To Have and To Have Not




This week's posting is based on one of my new 2011 activities of learning Finnish - to be ultimately able to read the epic works like the Kalevala. One of my "text books" for this is the actual grammar J.R.R. Tolkien used when he discovered Finnish - C. N. Eliot's Finnish Grammar. In a letter to W.H. Auden in 1955 Tolkien described his discovery of Finnish “It was like discovering a complete wine-filled cellar filled with bottles of an amazing wine of a kind and flavor never tasted before. It quite intoxicated me. . .”

Well, I am currently enjoying the same intoxication - it is indeed the Everest of language learning!

One of the things I most enjoy about learning and trying to "live inside" languages - is looking at parallels and patterns among seemingly disparate languages. And I have discovered a shared pattern in three of the languages I am studying/have studied over the years - Welsh, Russian and now Finnish and that is there is no seperate verb "to have" in these languages.

In Finnish one forms the the concept of "to have" with the verb to be (olla) together with the endings -lla/-lla which is the ending for the adessive case added to the word which indicates what the person has. So to say "I have" it would be Minulla on (lit There is to me....)

Meilla on nelja viikoa lomaa - We have four week's holiday

In Welsh, the construction is very similar...

Mae car gyda fi - I have a car (Lit - There is a car to me)
Mae digon o datws gyda fi - I have got pleny of potatoes

In Welsh, the possession is expressed by the word -gyda (in North Wales it is gan) which mean "with"

In Russian, the verb to be is again used in the construction to expressed the idea of "to have" - with the translation essentially being "by you there is...")

У брата есть машина - (My) brother has a car (lit By brother is a car)
У вас есть чаи?

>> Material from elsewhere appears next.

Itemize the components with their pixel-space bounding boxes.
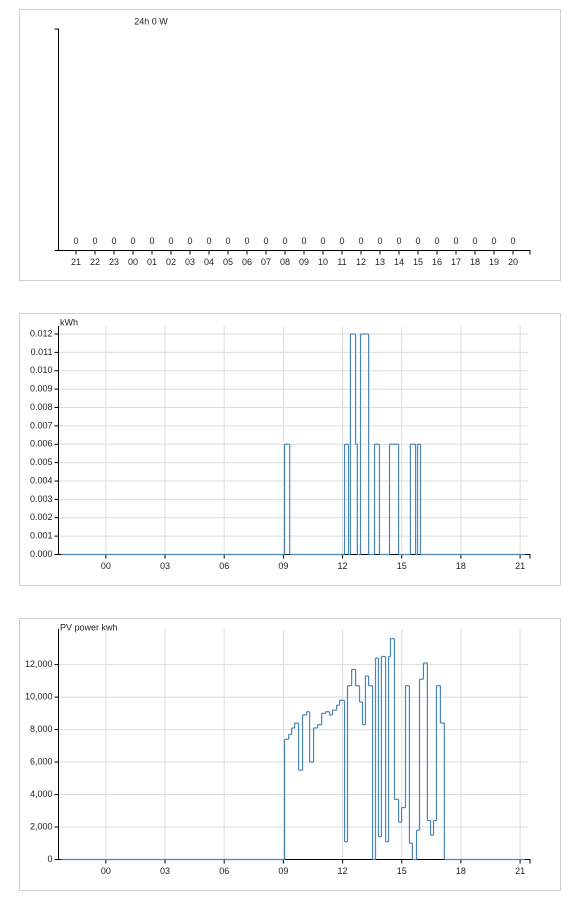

Do you have tea? (By you is there tea)

So three languages no specific verb to have and each using a construction with the verb to be and either an ending or preposition construction.

Three languages each sharing a similar pattern and I am sure there are more (I believe Persian has a similar construction!). This is an ongoing investigation and like Bogie above I will be sleuthing out more connections in this exciting web of language!!! Suggestions please!!!!